La política del siglo XXI está marcada por una profunda crisis de representatividad que termina por crear un conjunto de fenómenos los cuales no son fáciles de comprender y tampoco de simple acompañamiento y caracterización. La institucionalización de la participación política es, sin dudas, un pilar importante para pensar este espacio-tiempo. La vida en sociedad […]
La política del siglo XXI está marcada por una profunda crisis de representatividad que termina por crear un conjunto de fenómenos los cuales no son fáciles de comprender y tampoco de simple acompañamiento y caracterización. La institucionalización de la participación política es, sin dudas, un pilar importante para pensar este espacio-tiempo.
La vida en sociedad necesita la política como forma de buscar el bien común. Sin embargo, los conceptos más simples se han convertido en temas de alta complejidad. El rechazo a la política, y como consecuencia la despolitización de la sociedad, se debe -en gran medida- a la institucionalización de la participación política. Observase una exclusión del ciudadanx como actor político cuando este no hace parte de un espacio institucionalizado. No es difícil encontrar movimientos territoriales que se auto-denominan «apolíticos» cuando todavía están construyendo espacios de participación ciudadana. En estos casos, también no son pocas las organizaciones -sobre todo los partidos de izquierdas- que se adelantan a proclamar una supuesta falta de conciencia por parte de estos movimientos, prefiriendo el cuestionamiento al dialogo. Si al primero le falta dar la batalla por el concepto de lo que sería lo político, al segundo le falta revisar el rol del partido político como forma de representación reconociendo al ciudadanx como actor político.

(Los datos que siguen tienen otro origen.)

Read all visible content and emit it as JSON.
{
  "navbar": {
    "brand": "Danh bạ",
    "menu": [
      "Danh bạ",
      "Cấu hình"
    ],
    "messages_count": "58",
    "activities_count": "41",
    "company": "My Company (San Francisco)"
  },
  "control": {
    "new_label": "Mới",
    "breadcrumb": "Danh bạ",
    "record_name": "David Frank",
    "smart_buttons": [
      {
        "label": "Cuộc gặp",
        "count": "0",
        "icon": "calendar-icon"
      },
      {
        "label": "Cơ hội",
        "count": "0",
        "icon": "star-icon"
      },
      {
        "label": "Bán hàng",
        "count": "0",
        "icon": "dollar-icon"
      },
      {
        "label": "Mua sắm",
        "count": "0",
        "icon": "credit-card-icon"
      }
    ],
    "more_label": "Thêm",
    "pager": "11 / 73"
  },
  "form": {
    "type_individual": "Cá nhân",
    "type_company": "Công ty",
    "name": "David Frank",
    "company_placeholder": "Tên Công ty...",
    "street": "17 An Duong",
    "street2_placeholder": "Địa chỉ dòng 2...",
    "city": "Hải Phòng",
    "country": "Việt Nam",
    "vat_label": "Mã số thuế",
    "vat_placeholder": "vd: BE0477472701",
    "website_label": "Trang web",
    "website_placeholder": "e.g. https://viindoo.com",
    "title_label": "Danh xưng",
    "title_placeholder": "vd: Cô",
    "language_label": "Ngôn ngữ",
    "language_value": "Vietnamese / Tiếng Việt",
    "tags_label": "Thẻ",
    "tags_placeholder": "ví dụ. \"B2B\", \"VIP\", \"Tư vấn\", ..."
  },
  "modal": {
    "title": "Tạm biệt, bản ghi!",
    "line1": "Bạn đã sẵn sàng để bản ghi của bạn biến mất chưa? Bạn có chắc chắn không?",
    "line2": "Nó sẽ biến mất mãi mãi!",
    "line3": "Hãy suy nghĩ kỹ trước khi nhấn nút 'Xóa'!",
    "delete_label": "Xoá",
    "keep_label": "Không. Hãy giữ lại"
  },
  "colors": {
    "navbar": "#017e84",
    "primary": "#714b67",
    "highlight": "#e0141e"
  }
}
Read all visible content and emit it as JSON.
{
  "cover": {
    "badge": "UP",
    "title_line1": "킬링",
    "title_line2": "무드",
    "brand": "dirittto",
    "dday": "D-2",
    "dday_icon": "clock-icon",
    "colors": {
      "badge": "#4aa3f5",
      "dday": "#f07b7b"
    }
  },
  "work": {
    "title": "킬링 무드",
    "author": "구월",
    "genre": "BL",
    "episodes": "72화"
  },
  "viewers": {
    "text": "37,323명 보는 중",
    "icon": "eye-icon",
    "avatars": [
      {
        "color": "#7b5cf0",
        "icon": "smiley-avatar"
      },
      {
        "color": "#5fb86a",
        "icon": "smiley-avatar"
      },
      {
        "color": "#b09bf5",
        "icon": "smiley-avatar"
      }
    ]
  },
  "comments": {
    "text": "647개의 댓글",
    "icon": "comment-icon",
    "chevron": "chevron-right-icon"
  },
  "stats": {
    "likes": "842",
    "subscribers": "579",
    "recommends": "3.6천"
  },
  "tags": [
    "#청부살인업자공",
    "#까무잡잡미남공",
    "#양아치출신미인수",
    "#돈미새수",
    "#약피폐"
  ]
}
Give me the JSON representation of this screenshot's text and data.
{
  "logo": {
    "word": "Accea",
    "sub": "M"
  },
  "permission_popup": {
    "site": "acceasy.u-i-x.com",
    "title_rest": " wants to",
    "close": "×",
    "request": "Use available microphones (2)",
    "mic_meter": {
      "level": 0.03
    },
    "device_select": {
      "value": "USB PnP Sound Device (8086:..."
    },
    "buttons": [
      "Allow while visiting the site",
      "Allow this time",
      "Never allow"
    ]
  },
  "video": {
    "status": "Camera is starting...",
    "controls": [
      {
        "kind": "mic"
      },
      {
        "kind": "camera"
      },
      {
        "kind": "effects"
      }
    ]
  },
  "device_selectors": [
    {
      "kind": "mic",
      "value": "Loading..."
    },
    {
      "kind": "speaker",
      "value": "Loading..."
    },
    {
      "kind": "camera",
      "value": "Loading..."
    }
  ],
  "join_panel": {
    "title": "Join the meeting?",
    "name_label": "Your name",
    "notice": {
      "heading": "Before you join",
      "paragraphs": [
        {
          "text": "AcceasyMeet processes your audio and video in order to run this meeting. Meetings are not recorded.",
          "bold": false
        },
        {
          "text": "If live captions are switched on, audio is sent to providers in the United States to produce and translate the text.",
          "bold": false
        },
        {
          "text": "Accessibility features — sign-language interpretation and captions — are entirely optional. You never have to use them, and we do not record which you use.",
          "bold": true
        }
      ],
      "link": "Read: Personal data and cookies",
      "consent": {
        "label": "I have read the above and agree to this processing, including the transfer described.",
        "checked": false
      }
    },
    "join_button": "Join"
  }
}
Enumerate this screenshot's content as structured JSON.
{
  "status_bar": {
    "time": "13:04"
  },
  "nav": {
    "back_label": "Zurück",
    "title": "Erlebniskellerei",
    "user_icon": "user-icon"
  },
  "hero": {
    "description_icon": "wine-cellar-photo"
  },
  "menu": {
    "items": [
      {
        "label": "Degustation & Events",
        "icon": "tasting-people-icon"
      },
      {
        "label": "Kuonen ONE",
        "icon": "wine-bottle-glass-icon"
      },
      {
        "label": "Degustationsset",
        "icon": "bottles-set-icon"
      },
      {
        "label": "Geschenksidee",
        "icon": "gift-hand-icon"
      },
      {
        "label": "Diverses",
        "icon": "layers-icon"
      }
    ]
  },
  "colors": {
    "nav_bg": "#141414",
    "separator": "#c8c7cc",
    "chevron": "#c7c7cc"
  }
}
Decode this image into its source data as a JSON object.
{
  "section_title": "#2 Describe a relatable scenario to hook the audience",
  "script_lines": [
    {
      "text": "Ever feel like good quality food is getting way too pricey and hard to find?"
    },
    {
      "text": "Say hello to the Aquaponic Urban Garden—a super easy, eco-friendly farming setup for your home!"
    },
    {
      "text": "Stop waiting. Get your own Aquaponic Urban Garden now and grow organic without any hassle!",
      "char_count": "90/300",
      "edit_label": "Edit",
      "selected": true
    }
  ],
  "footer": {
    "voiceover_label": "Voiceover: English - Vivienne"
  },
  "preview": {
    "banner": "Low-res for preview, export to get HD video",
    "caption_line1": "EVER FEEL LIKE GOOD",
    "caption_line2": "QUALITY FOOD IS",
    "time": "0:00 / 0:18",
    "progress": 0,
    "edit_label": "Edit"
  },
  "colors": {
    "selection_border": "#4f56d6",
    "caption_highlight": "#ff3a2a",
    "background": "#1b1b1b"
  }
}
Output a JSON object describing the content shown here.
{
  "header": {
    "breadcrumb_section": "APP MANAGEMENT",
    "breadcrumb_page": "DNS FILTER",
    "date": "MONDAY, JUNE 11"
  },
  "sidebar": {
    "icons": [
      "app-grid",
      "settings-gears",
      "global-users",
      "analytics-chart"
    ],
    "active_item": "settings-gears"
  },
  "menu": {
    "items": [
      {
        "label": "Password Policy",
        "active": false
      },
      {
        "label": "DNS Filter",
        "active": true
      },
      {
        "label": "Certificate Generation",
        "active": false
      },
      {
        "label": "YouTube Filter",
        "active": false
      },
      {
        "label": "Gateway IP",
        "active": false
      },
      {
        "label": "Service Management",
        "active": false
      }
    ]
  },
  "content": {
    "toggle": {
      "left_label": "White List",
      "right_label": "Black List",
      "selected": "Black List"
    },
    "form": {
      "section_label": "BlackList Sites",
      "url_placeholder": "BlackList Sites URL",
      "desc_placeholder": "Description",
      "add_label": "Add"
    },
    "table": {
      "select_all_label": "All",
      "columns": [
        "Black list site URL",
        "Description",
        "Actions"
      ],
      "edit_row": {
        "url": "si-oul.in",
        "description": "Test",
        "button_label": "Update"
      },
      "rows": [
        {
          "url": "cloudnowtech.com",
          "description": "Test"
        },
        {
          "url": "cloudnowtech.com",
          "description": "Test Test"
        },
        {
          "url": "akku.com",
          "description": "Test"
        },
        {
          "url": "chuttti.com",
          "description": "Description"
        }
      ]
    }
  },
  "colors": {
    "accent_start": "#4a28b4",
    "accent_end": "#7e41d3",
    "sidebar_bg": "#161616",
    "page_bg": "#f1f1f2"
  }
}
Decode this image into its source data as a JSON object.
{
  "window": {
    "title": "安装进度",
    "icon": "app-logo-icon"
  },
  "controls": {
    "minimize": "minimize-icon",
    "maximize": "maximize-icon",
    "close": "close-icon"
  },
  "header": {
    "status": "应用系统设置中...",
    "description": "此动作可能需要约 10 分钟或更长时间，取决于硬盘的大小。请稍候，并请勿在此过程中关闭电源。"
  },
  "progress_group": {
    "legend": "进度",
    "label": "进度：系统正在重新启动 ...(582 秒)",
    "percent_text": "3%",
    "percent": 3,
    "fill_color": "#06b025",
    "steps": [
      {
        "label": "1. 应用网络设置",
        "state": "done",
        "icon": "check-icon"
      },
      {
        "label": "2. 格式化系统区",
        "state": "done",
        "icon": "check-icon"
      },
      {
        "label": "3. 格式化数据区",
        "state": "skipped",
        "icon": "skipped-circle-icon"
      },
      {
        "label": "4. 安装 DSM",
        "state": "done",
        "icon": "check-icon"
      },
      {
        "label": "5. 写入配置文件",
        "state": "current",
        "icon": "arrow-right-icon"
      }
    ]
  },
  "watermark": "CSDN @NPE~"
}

La política viene siendo confundida con el poder. Nada más interesante para los dueños del poder -en términos clásicos de dominación- sobre todo para las corporaciones. Esta falta de interés creciente en la política y la falta de confianza en las instituciones hacen con que la sociedad tenga una postura individualista, una forma de insertarse a través de lo que reconoce como legítimo. El bien común pasa a ser reemplazado por el interés individual. Sin embargo, la respuesta de las izquierdas -que tendría el rol de ofrecer alternativas- es más institucionalidad, con todo lo que esto implica: burocratización, competencias, y por fin, más despolitización y fragmentación. La organización de la lucha pasa a ser una disputa por construir y fortalecer su propia institución, muchas veces utilizando los mismos métodos de las instituciones de lesa-sociedad.
La falta de comprensión que la debilidad de la política construye un malestar social legitima los discursos de las derechas en su afán por despolitizar los reclamos sociales y desideologizar la política. El vínculo utilitarista y clientelar de las instituciones de izquierdas con las bases más precarizadas también es una importante fuente de despolitización. En lugar de aportar a una organización con fines de liberación del poder opresor, habilitan un proceso de pacificación que también es funcional al sistema vigente, lo cual posee más posibilidad de manipulación sostenida por los medios de comunicación de masa.
Asistimos a tiempos de descrédito en las instituciones de todos los colores. El apelo por la politización como herramienta capaz de superar la profunda crisis, es el punto de partida para una forma de organización social que no sea totalitaria en su concepción. Proporcionar espacios para el debate abierto entre las personas sin caer en la tentación de hacer política vía redes sociales -que también es una herramienta despolitizante- y comprender que en este espacio-tiempo pensar y hacer política más allá de las instituciones es el gran desafío. Lo que preguntamos frente a esto es: ¿Es posible desinstitucionalizar las estructuras dogmáticas buscando el bien común?